When does a fish stock become endangered by overfishing? Recent research suggests it could be when the population is still much larger than was previously thought necessary to maintain a sustainable population. There is evidence to suggest that ocean populations of fish may lose genetic diversity even if fishing stops while there are still several million individuals - a number previously assumed to be enough to preserve a diverse gene pool.

Losing the diversity of key genes can render a population less productive and unable to adapt when faced with challenges such as global warming, pollution or changes in predators or prey. Rare genetic variation of little importance today might be the key to adaptability in the future, according to Lorenz Hauser, University of Washington assistant professor with the School of Aquatic and Fishery Sciences.

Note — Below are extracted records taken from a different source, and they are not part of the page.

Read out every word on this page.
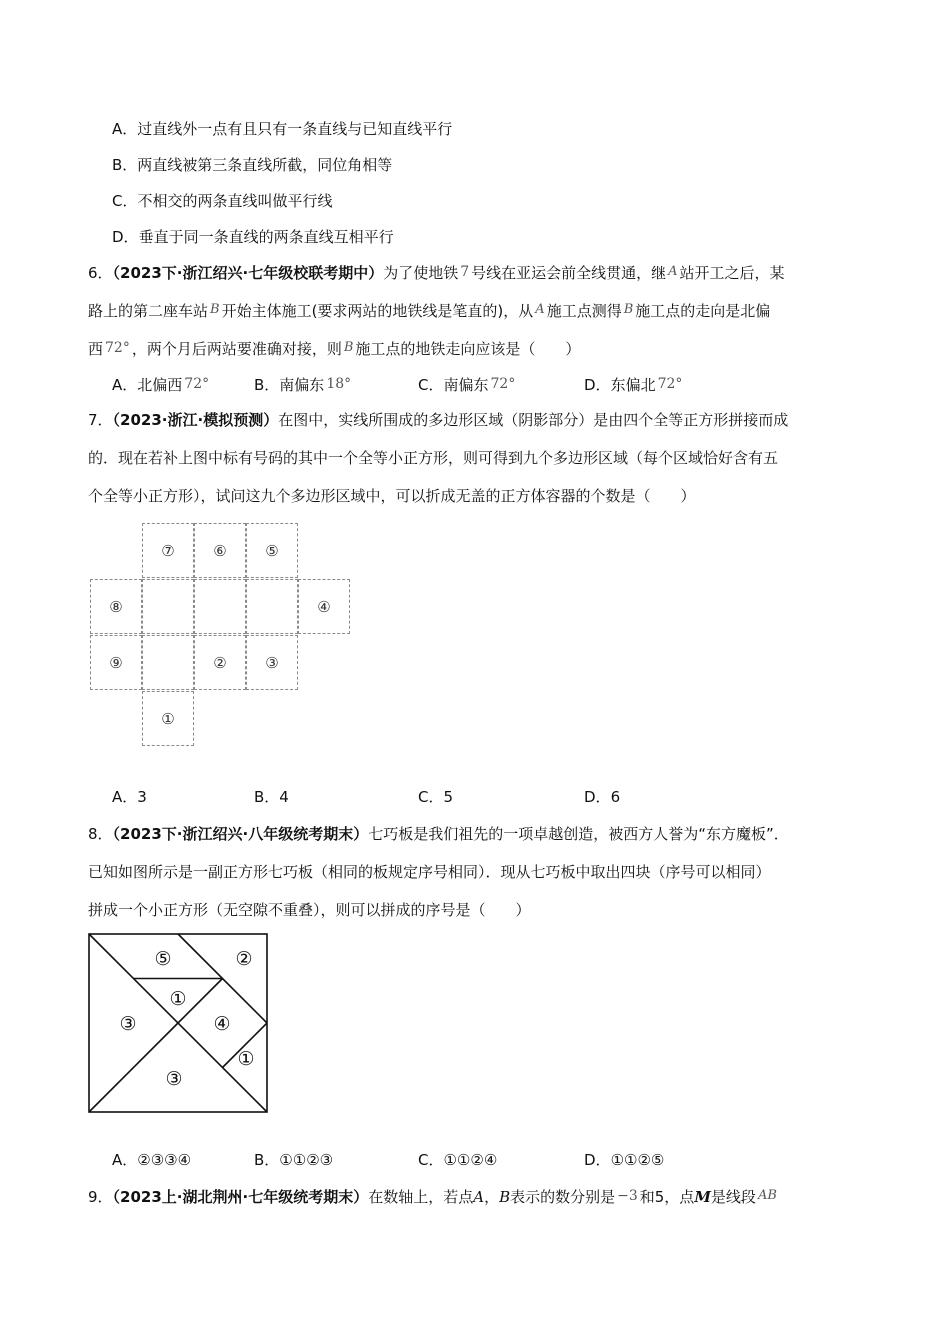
A．过直线外一点有且只有一条直线与已知直线平行
B．两直线被第三条直线所截，同位角相等
C．不相交的两条直线叫做平行线
D．垂直于同一条直线的两条直线互相平行
6．（2023下·浙江绍兴·七年级校联考期中）为了使地铁 7 号线在亚运会前全线贯通，继 A 站开工之后，某
路上的第二座车站 B 开始主体施工(要求两站的地铁线是笔直的)，从 A 施工点测得 B 施工点的走向是北偏
西 72° ，两个月后两站要准确对接，则 B 施工点的地铁走向应该是（　　）
A．北偏西 72°	B．南偏东 18°	C．南偏东 72°	D．东偏北 72°
7．（2023·浙江·模拟预测）在图中，实线所围成的多边形区域（阴影部分）是由四个全等正方形拼接而成
的．现在若补上图中标有号码的其中一个全等小正方形，则可得到九个多边形区域（每个区域恰好含有五
个全等小正方形），试问这九个多边形区域中，可以折成无盖的正方体容器的个数是（　　）
⑦	⑥	⑤
⑧	④
⑨	②	③
①
A．3	B．4	C．5	D．6
8．（2023下·浙江绍兴·八年级统考期末）七巧板是我们祖先的一项卓越创造，被西方人誉为“东方魔板”．
已知如图所示是一副正方形七巧板（相同的板规定序号相同）．现从七巧板中取出四块（序号可以相同）
拼成一个小正方形（无空隙不重叠），则可以拼成的序号是（　　）
⑤	②
①
③	④
①
③
A．②③③④	B．①①②③	C．①①②④	D．①①②⑤
9．（2023上·湖北荆州·七年级统考期末）在数轴上，若点A，B表示的数分别是 −3 和5，点M是线段 AB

For some animals studied by conservation biologists, such as pandas and elephants, as few as 500 individuals appear to be enough to maintain rare variances. For reasons not yet understood, however, it appears that in marine fishes only a small proportion of individuals produce large numbers of offspring that survive. Therefore as a fish population declines the number of such capable breeders may reach levels that cannot sustain genetic diversity.

What Hauser found is that the number of capable breeders is several magnitudes smaller than expected: In a population of New Zealand snapper that was fished down to about three million, only one in 10,000 fish was a capable breeder. That means the genetic diversity for a population of a few million fish could be depending on as little as a few hundred fish.

From a practical standpoint, fisheries managers are not going to be able to monitor genetic diversity for every stock, Hauser says. Instead, if scientists can learn which fish are the very successful breeders and why, then managers may be better able to predict the number of offspring produced and thus may be able to increase fishing when conditions are favorable for successful fish and decrease fishing when they aren't.